An outcome that i am certain my friends must welcome, as they tire of asking "where are you living now?".
Uncertainties are welcome
With all the above in mind, i now find myself welcoming the year to come with some excitement.
While i certainly don't know where i'll find myself living in the near future, i am certain wherever it is, that i'll settle down with more confidence, with the knowledge that whatever decisions i'll take it will be ones that are rooted in experience and rationale.
I decided some years back that setting goals for myself as part of some new year resolution was a fools errand. I rarely accomplished things that i had set out months ago that didn't take into account the constant changes that were happening in my life.
So as a change this year i've set out a theme for the year; one in which i'll be prioritising any plans or goals that fall under that theme, and focus less on things that don't fall under that.

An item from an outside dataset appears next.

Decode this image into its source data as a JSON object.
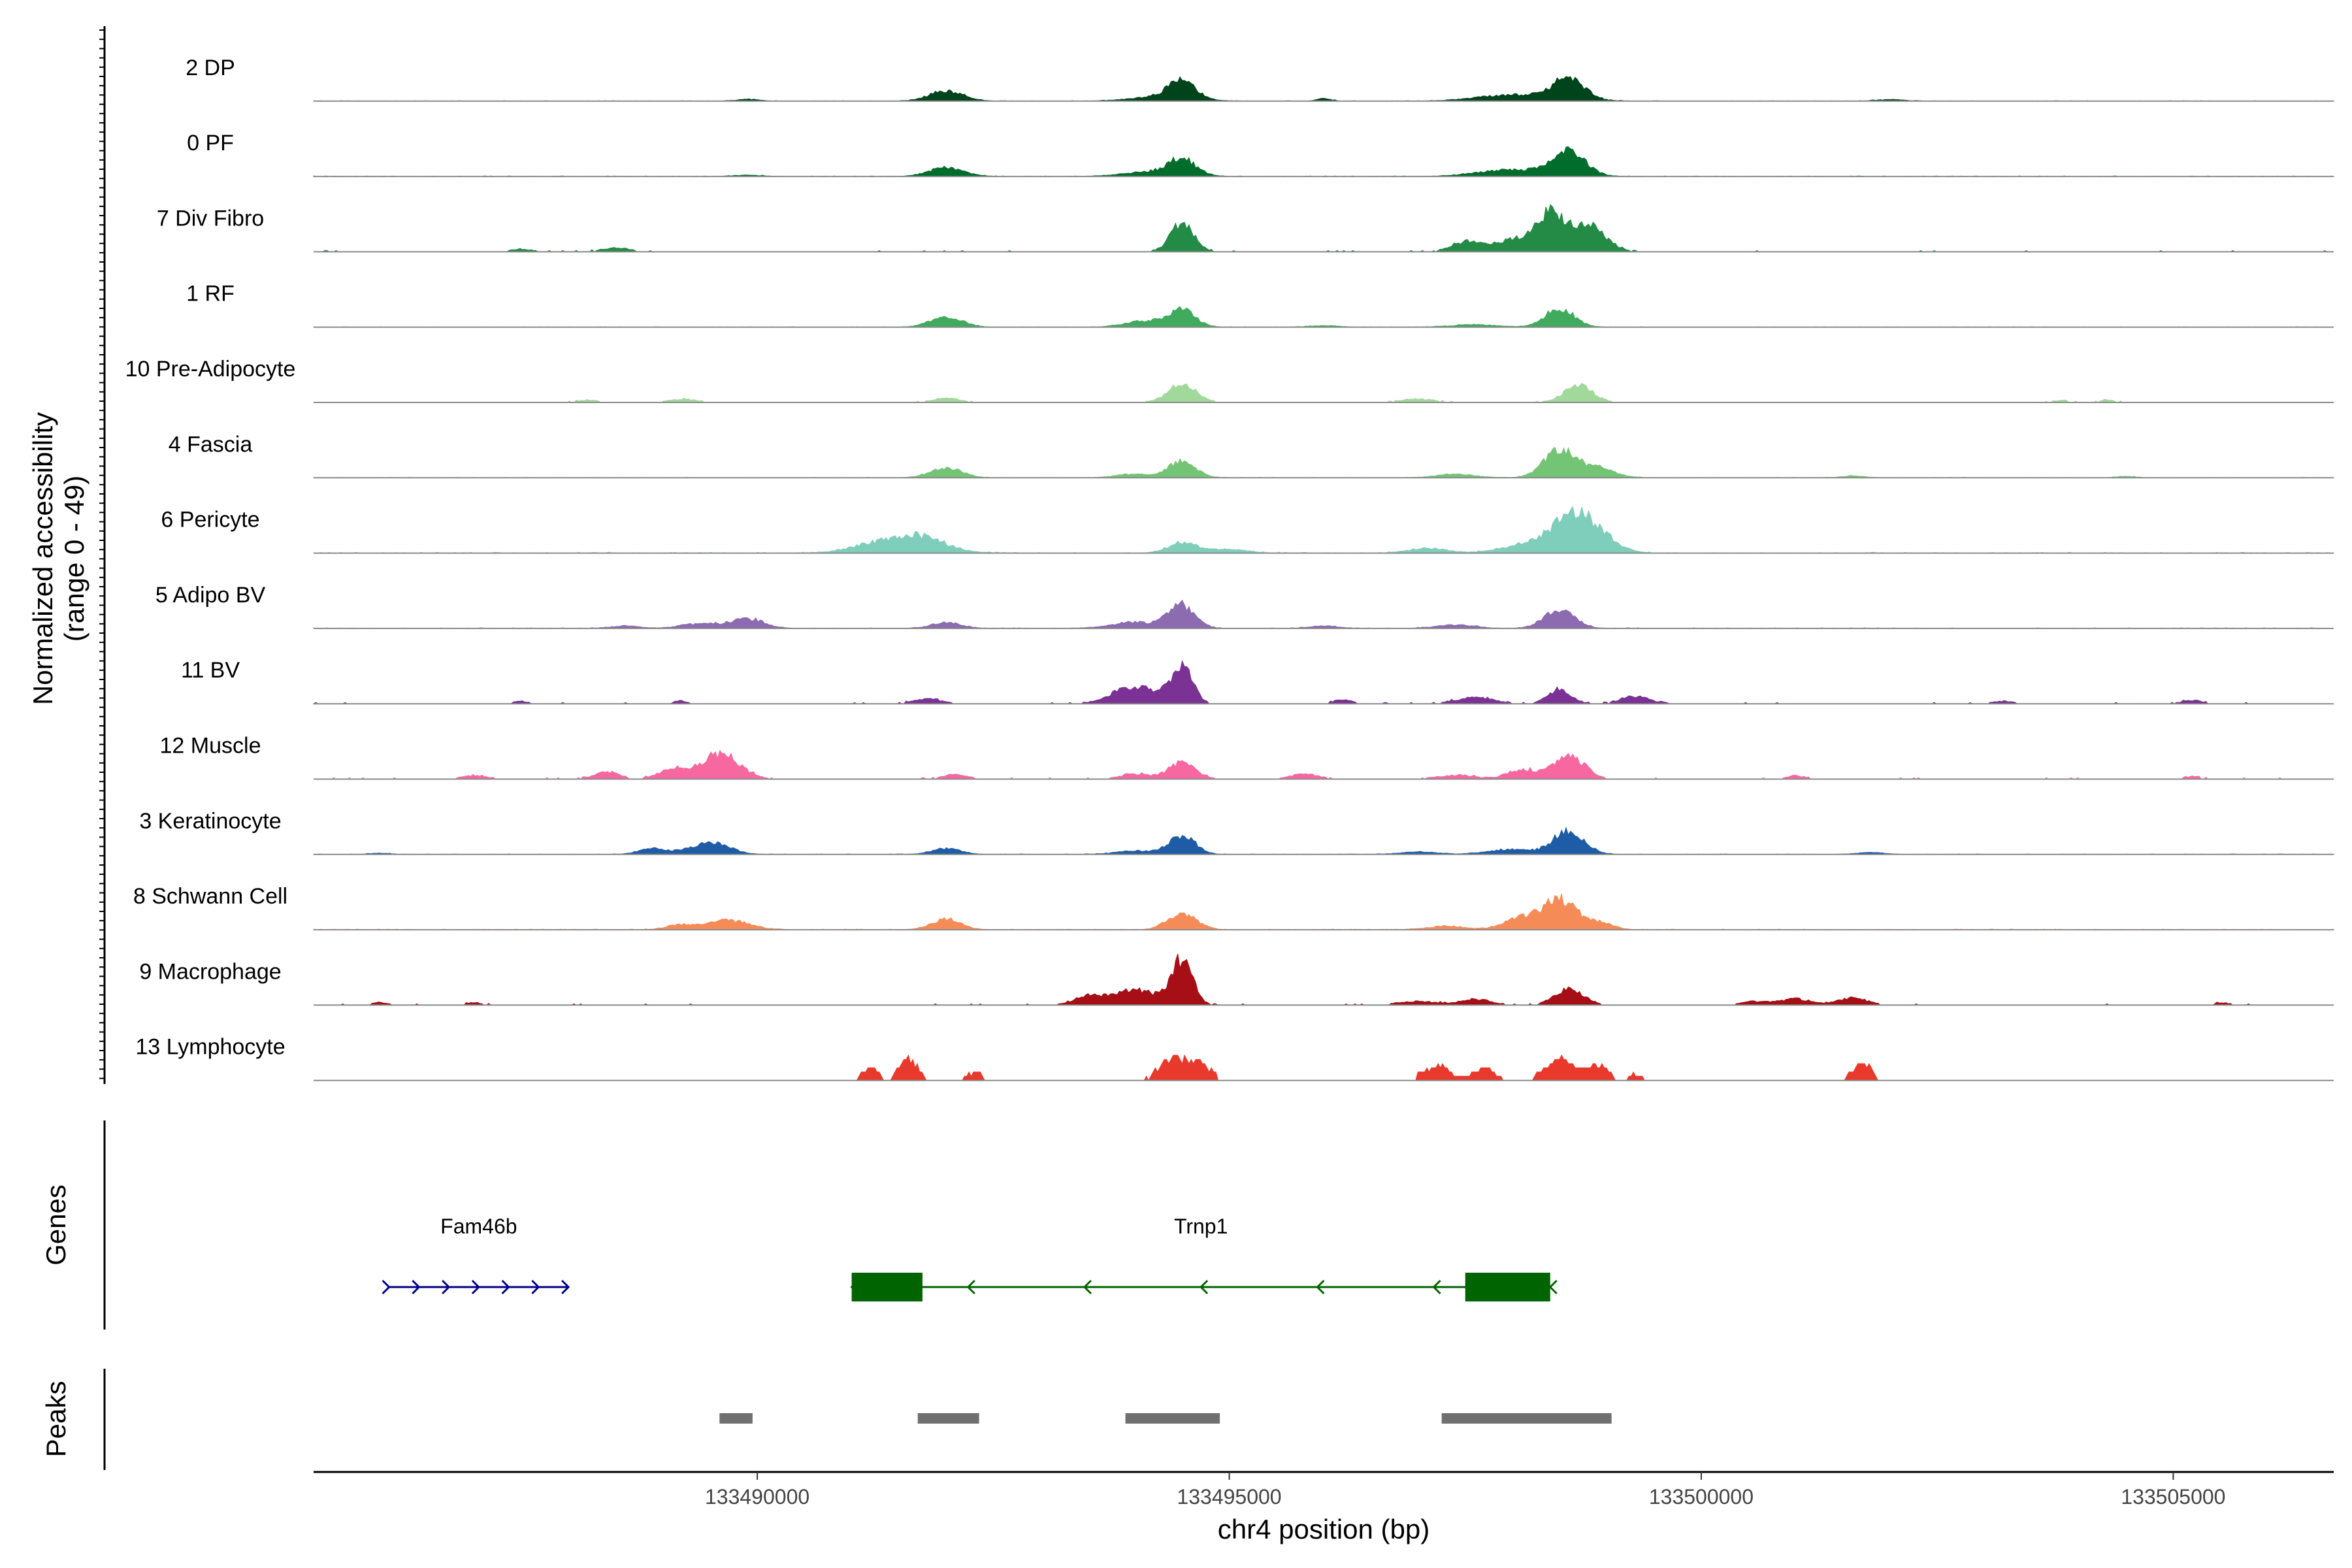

The theme for me in the year of 2024 is simply health. I'll be pursuing an overall plan of improving my physical and mental health, whether that is finding an improved work-life balance or improving my physical health.
While the ideas i have in mind are only starting to formulate now, there is a lot of both minor and major changes coming in my life, but i know where they should all lead to; a healthier and improved version of myself.
There's a lot of uncertainties in how i'll accomplish that, but if i've learned anything this year is that i certainly thrive in uncertain times.
One phrase i've always enjoyed is "May you live in interesting times", as that's often attributed (albeit erroneously so) to being a curse of Chinese origins, as wishing that upon someone means living through times of uncertainties, strife and challenges. The gods know that we certainly live in interesting times, but come what may, it at least will provide opportunity for growth.